The automation of sampling acquisition as well as the data analysis and clustering open the way to the spatiotemporal analysis at high frequency, which has previously been out of reach because of physical constraints (need for operator(s), work onboard depending on the ship availability and meteorology, etc). Oceanographic cruises, for instance, are characterized by their limits both in space, whether or not their track covers a long distance, and mainly in time, failing to provide the spatial coverage and temporal resolution required to determine a realistic picture of the marine environment and detect changes within it. To face such challenges, many efforts have been dedicated to the automation of measurements and the autonomy of instruments in order to produce monitoring systems delivering sufficient online data.
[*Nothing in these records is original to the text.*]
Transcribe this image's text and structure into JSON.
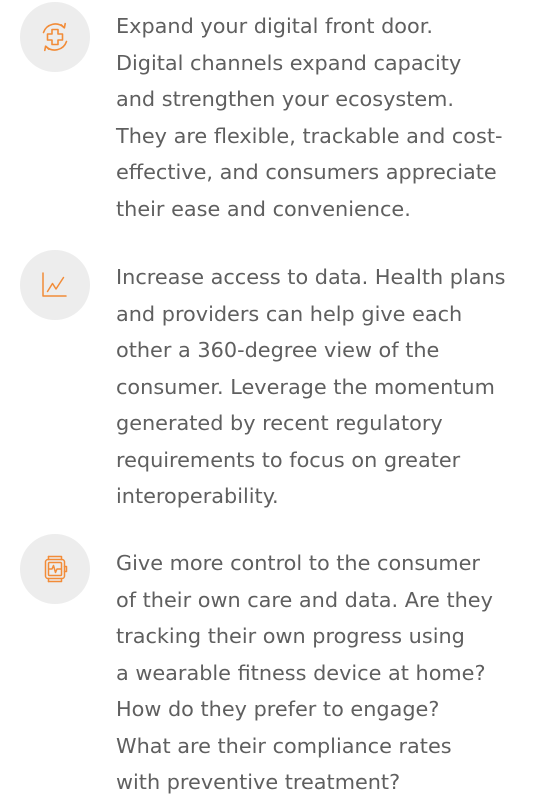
{
  "colors": {
    "accent": "#f28c38",
    "text": "#5f5f5f",
    "icon_background": "#ededed",
    "page_background": "#ffffff"
  },
  "items": [
    {
      "icon": "refresh-medical-cross-icon",
      "lines": [
        "Expand your digital front door.",
        "Digital channels expand capacity",
        "and strengthen your ecosystem.",
        "They are flexible, trackable and cost-",
        "effective, and consumers appreciate",
        "their ease and convenience."
      ]
    },
    {
      "icon": "line-chart-icon",
      "lines": [
        "Increase access to data. Health plans",
        "and providers can help give each",
        "other a 360-degree view of the",
        "consumer. Leverage the momentum",
        "generated by recent regulatory",
        "requirements to focus on greater",
        "interoperability."
      ]
    },
    {
      "icon": "smartwatch-heartbeat-icon",
      "lines": [
        "Give more control to the consumer",
        "of their own care and data. Are they",
        "tracking their own progress using",
        "a wearable fitness device at home?",
        "How do they prefer to engage?",
        "What are their compliance rates",
        "with preventive treatment?"
      ]
    }
  ]
}
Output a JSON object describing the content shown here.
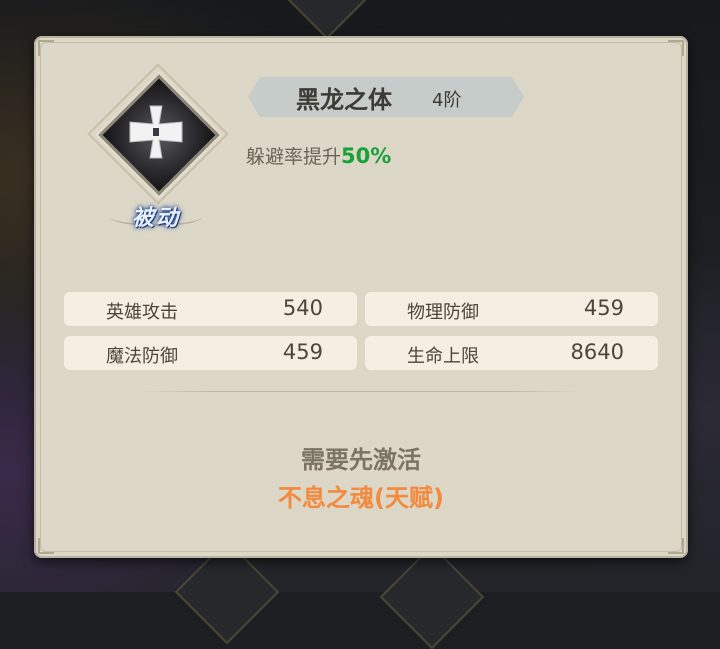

This is the impetus of the Global ocean observing system (GOOS) endorsed by the United Nations (UNESCO) and in Europe by the European GOOS initiative EuroGOOS. The International Council for the Exploration of the Sea (ICES) and the Mediterranean Science Commission (CIESM) are also developing such activities (see TRANSMED: http://www.ciesm. org/marine/programs/transmed.htm, CIESM pilot project). The high frequency survey should bring new information, which is essential to better understanding the complex dynamics of phytoplankton communities in relation to their environment.